I guess males on the whole are “hornier” than females, so when you get two “horny” guys together, something is bound to go down… at least I think I use that as an excuse sometimes. I have to admit, I have been quite promiscuous in the past, and I even have the odd hook-ups now and then. Which leads into the “Loneliness” part of this post… I used to love sex, I mean I really loved having sex. It used to make me feel on top of the world, everything was better. And now, I find that it only helps to make me feel worse about myself. I feel incredibly lonely.
The search for Mister Perfect, or Mister Right, is going nowhere… when I stop looking, because of that cliche old saying “He’ll find you” or “It’ll happen when you stop looking for it”, and I just take some “me” time… I get nothing… I spend weeks and months trying to pretend to myself that I’m not utterly miserable. And then, I bounce back, and ride around on my horse of positivity, searching for the illusive “one”… it only serves to remind me how lonely I am. Urgh, Sorry guys, I didn’t want to go on about myself again, but as always, I am.
Being Gay in New Zealand is difficult… but being Gay in Christchurch has gotten a whole lot harder… 7000+ aftershocks and a couple of major quakes have basically left the Gay Scene utterly wasted. Apart from the internet, and friends of friends, there isn’t really any way of meeting guys. The search for Mister Right has been thwarted once more.
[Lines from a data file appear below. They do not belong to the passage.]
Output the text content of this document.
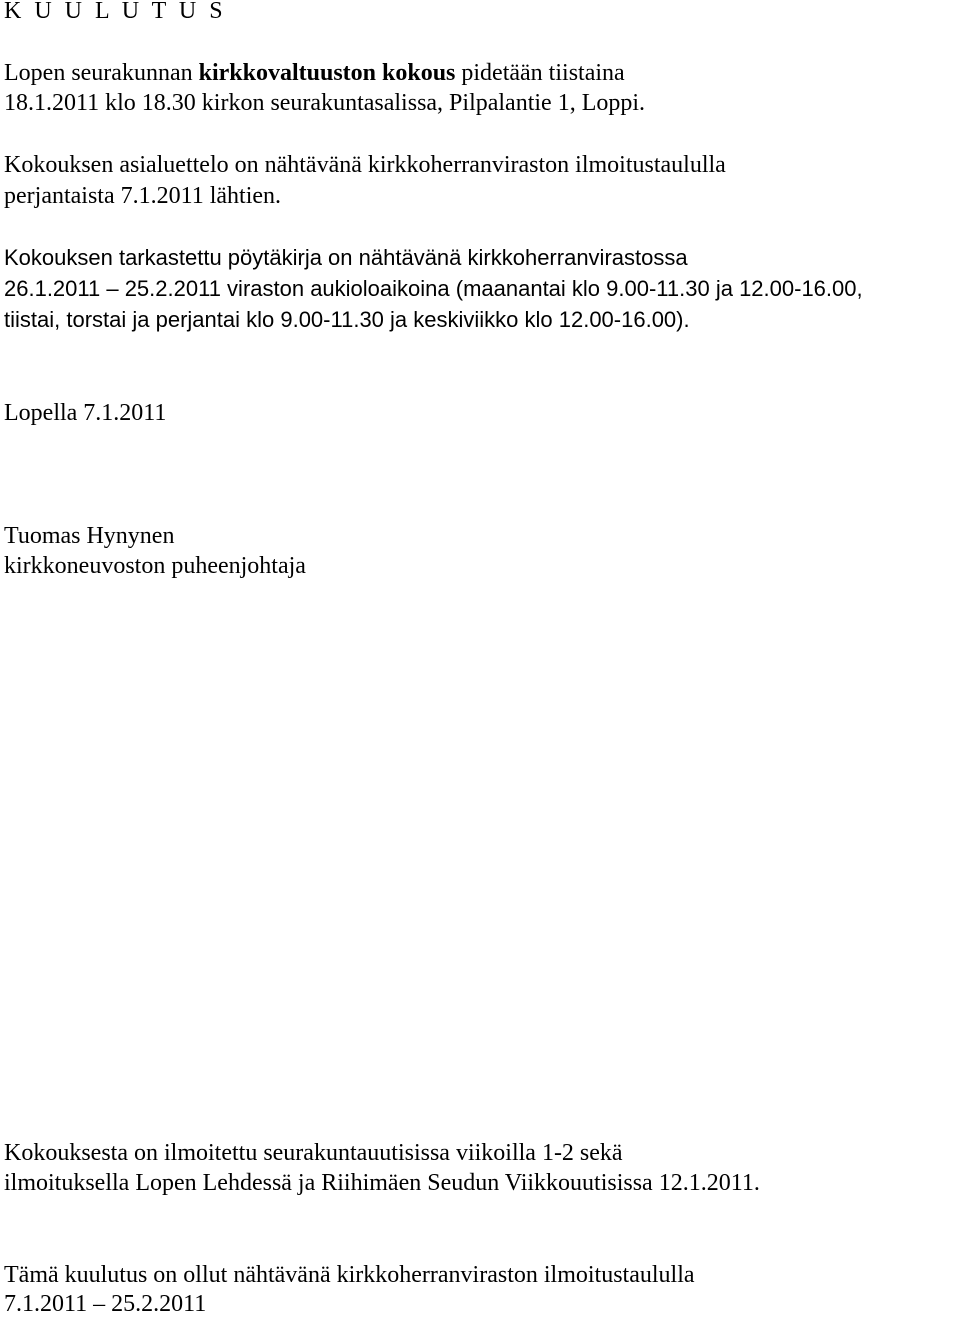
K U U L U T U S
Lopen seurakunnan kirkkovaltuuston kokous pidetään tiistaina
18.1.2011 klo 18.30 kirkon seurakuntasalissa, Pilpalantie 1, Loppi.
Kokouksen asialuettelo on nähtävänä kirkkoherranviraston ilmoitustaululla
perjantaista 7.1.2011 lähtien.
Kokouksen tarkastettu pöytäkirja on nähtävänä kirkkoherranvirastossa
26.1.2011 – 25.2.2011 viraston aukioloaikoina (maanantai klo 9.00-11.30 ja 12.00-16.00,
tiistai, torstai ja perjantai klo 9.00-11.30 ja keskiviikko klo 12.00-16.00).
Lopella 7.1.2011
Tuomas Hynynen
kirkkoneuvoston puheenjohtaja
Kokouksesta on ilmoitettu seurakuntauutisissa viikoilla 1-2 sekä
ilmoituksella Lopen Lehdessä ja Riihimäen Seudun Viikkouutisissa 12.1.2011.
Tämä kuulutus on ollut nähtävänä kirkkoherranviraston ilmoitustaululla
7.1.2011 – 25.2.2011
About seven weeks ago, they re-opened the local gay bar, in a new location, and despite my previous opinions about gay bars, I actually found myself loving it there! I wanted to go every week. And then on Monday just gone, there’s another bloody aftershock, a 6.3, which goes and fucks up the buildings around the new bar… which has now been red-stickered, meaning it’s closed and cannot be accessed…. goodbye gay scene once again!